Артур Черный - Мир Всем Вам.
И поэтому я боюсь возвращения. И поэтому верю, что это не последняя командировка сюда.
Война в Чечне, да и вообще война, — это ведь не только боевые выходы, убитые, пленные, водка и кровь. Это больше нестерпимые, изматывающие бытовые условия, в которые нас загоняла жизнь. Это чесотка. На пальцах и по всем телу. И нет от нее лекарства, кроме соляры. И ты идешь к танкистам просить эту соляру, а тебя даже не спрашивают для чего: нюхать, от чесотки или для печки? Можно было по неделям, по месяцу, таскать на себе, не снимая, грязную одежду, не мыться самому, не пить никакой жидкости, кроме противного топленого снега, не знать никакого источника света, кроме коптящих солярных склянок. Не иметь другой постели, кроме зловонного засаленного тряпья, не находить более важных дел, как искать на себе вшей. Хорошо, если была баня. Когда этого не было, когда твой взвод или рота, сидели на какой-нибудь высоте, куда лишь раз в неделю пешим караваном доставлялись продукты, то, чтобы помыться, нужно было ждать либо конца зимы, либо просто какого-нибудь чуда: замены, передислокации, отправки домой. А отсутствие сна?.. Что такое, не высыпаться? Оказалось, просто никто не знал этого раньше. Едешь так ночью в кузове машины, которая не по трассе, не по грунтовке, а по вековой лесной дороге, без света, по корням и пням, на ощупь добирается. И водитель постоянно на газ жмет, потому что надо еще два взвода за ночь перевезти. Машину эту во все стороны швыряет, трясет, как в лихорадке, под ногами шмотье от лавки до лавки летает, а ты сидишь, в борт руками вцепился, и спишь. И сны видишь. Глаза открываешь, а люди из сна перед тобой в кузове стоят. И не уходят. И глаза хоть до дыр затри… А еще постоянные, с нехваткой людей, бессменные, на всю ночь караулы… Караулы, в которых едва дотягиваешь до утра. Снег, меняющий дождь. Дождь, прерывающий снег… Эта отвратительная болотная топь, в которую за час превращались любые дороги. Эти земляные окопные работы, вечные наряды в роте, ночные разгрузки колонн, походы за топливом и за водой… Эта невыносимая тоска по дому…
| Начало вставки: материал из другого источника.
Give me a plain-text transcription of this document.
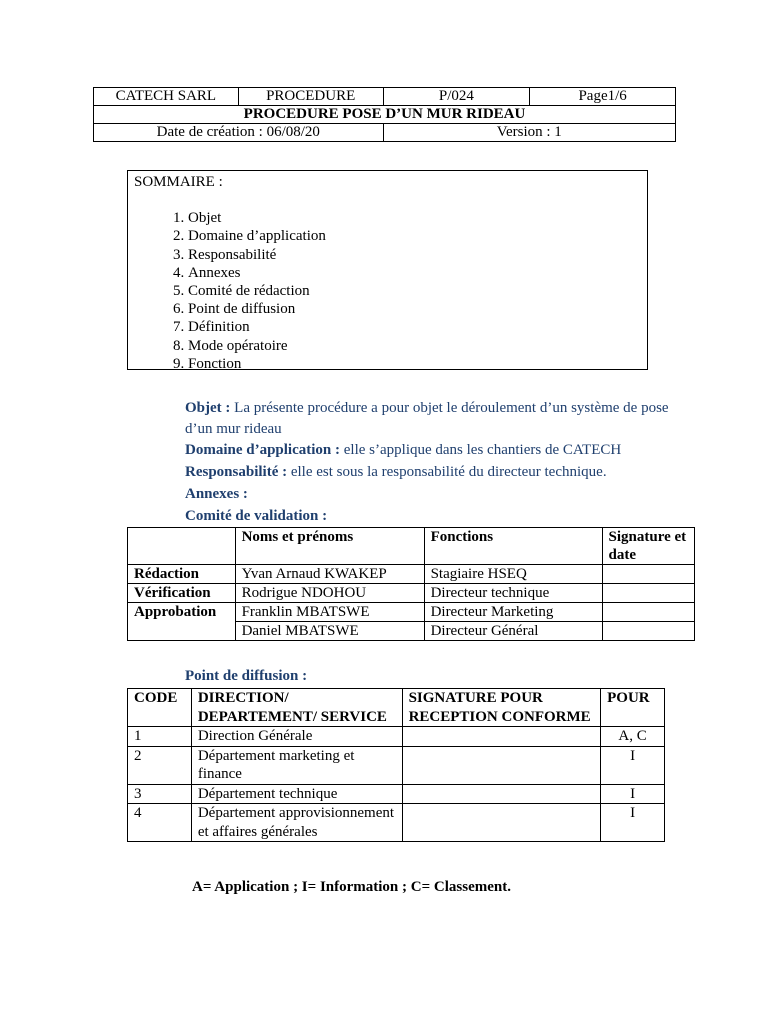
CATECH SARL	PROCEDURE	P/024	Page1/6
PROCEDURE POSE D’UN MUR RIDEAU			
Date de création : 06/08/20		Version : 1	
SOMMAIRE :
1. Objet
2. Domaine d’application
3. Responsabilité
4. Annexes
5. Comité de rédaction
6. Point de diffusion
7. Définition
8. Mode opératoire
9. Fonction
Objet : La présente procédure a pour objet le déroulement d’un système de pose d’un mur rideau
Domaine d’application : elle s’applique dans les chantiers de CATECH
Responsabilité : elle est sous la responsabilité du directeur technique.
Annexes :
Comité de validation :
	Noms et prénoms	Fonctions	Signature et date
Rédaction	Yvan Arnaud KWAKEP	Stagiaire HSEQ	
Vérification	Rodrigue NDOHOU	Directeur technique	
Approbation	Franklin MBATSWE	Directeur Marketing	
	Daniel MBATSWE	Directeur Général	
Point de diffusion :
CODE	DIRECTION/ DEPARTEMENT/ SERVICE	SIGNATURE POUR RECEPTION CONFORME	POUR
1	Direction Générale		A, C
2	Département marketing et finance		I
3	Département technique		I
4	Département approvisionnement et affaires générales		I
A= Application ; I= Information ; C= Classement.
…Но мы уже перестали всё замечать. И даже здесь, в печальной стране войны, мы, наконец-то, научились радости. И она была такой простой, такой незнакомой нам раньше, искренняя наша радость! Мы бы никогда не узнали ее дома.
Мы радовались, если пили сладкий горячий чай, если у кого-то в кармане оказывались сухие сигареты и спички, радовались найденной лишней шинели, которую можно было бросить себе на нары, радовались, взятому в соседнем взводе кассетному магнитофону. Какие мы слушали песни!.. Не военные, не «афганские», не «чеченские». Эта дурная какофония войны давно стала нам поперек горла. Мы напевали Катю Лель, Виа-Гру, Иванушек, Руки Вверх, Шатунова… В них было столько доброго, в непритязательных этих песнях! Как же мы не замечали этого раньше! Почему же только здесь по-настоящему расслышали их?…В этих песнях никто не пел о войне.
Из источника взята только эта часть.